Le Tibétain n’avait pas menti. L’étrange gorge d’une verdeur magnifique s’étalait en contrebas tandis qu’une ceinture désertique jaune-ocre faite de terre molle et érodée de la largeur d’une demi-heure de route la séparait de la région environnante.

Le gaz émanant du sol était du dioxyde de carbone pur. Sir Roger Thornton ayant estimé la largeur de cette ceinture à partir d’une colline voisine décida d’entamer l’expédition dès le lendemain matin. Les casques de plongée qu’il s’était fait envoyer de Bombay fonctionnaient à merveille.

Pompéjus Jaburek portait les deux fusils à répétition ainsi que divers instruments que son maître avait jugés indispensables.

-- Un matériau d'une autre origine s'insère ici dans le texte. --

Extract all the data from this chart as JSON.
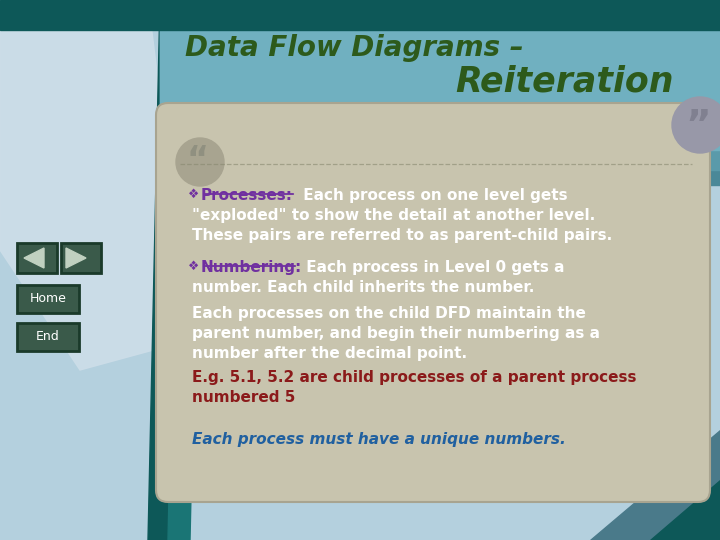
{
  "title_line1": "Data Flow Diagrams –",
  "title_line2": "Reiteration",
  "title_color": "#2d5a1b",
  "bg_light_blue": "#b4d0de",
  "teal_dark": "#0d5858",
  "teal_mid": "#1a7575",
  "scroll_bg": "#c8c4ae",
  "scroll_dark": "#b0ac98",
  "header_blue1": "#5090a0",
  "header_blue2": "#6aaabb",
  "header_blue3": "#7bbccc",
  "bullet_label_color": "#7030a0",
  "body_white": "#ffffff",
  "red_color": "#8b1a1a",
  "italic_color": "#2060a0",
  "nav_bg": "#3a5a4a",
  "nav_border": "#1a3a2a",
  "paper_color": "#ccdde8",
  "bullet1_label": "Processes:",
  "bullet2_label": "Numbering:",
  "proc_text1": " Each process on one level gets",
  "proc_text2": "\"exploded\" to show the detail at another level.",
  "proc_text3": "These pairs are referred to as parent-child pairs.",
  "num_text1": " Each process in Level 0 gets a",
  "num_text2": "number. Each child inherits the number.",
  "para_text1": "Each processes on the child DFD maintain the",
  "para_text2": "parent number, and begin their numbering as a",
  "para_text3": "number after the decimal point.",
  "red_text1": "E.g. 5.1, 5.2 are child processes of a parent process",
  "red_text2": "numbered 5",
  "italic_text": "Each process must have a unique numbers."
}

L’Afghan avait obstinément refusé de les accompagner en se déclarant prêt à tout instant à s’engouffrer dans un repaire de tigres, tandis qu’au contraire il refuserait d’entreprendre une telle aventure dommageable pour son âme immortelle. Seuls les deux Européens étaient donc demeurés téméraires. Les casques de plongée en cuivre étincelaient au soleil, projetant des ombres singulières sur le sol mousseux duquel les gaz toxiques s’élevaient en d’innombrables bulles minuscules. Sir Roger Thornton avait adopté une démarche rapide afin d’être certain de disposer d’assez d’air comprimé pour traverser la zone gazeuse. Tout ce qu’il voyait se présentait sous une forme vacillante comme s’il regardait à travers une fine couche d’eau. La lumière du soleil colorant les glaciers lointains, le « toit du monde », avec leurs silhouettes gigantesques comme un miraculeux paysage de mort, lui semblait d’une verdeur fantomatique. À peine arrivé au niveau de l’herbe fraîche en compagnie de Pompéjus Jaburek, il craqua une allumette afin de s’assurer de la présence d’atmosphère dans toutes les couches de l’air. Les deux hommes ôtèrent ensuite leurs casques et leurs réservoirs de plongée. Le mur constitué de gaz qui était à présent situé derrière eux ressemblait à une masse d’eau frémissante. L’air s’était chargé d’un parfum entêtant proche de celui de l’ambre. Des papillons étincelants de la taille de la paume d’une main, recouverts de dessins étranges, étaient posés sur des fleurs immobiles, les ailes déployées, comme autant de grimoires ouverts.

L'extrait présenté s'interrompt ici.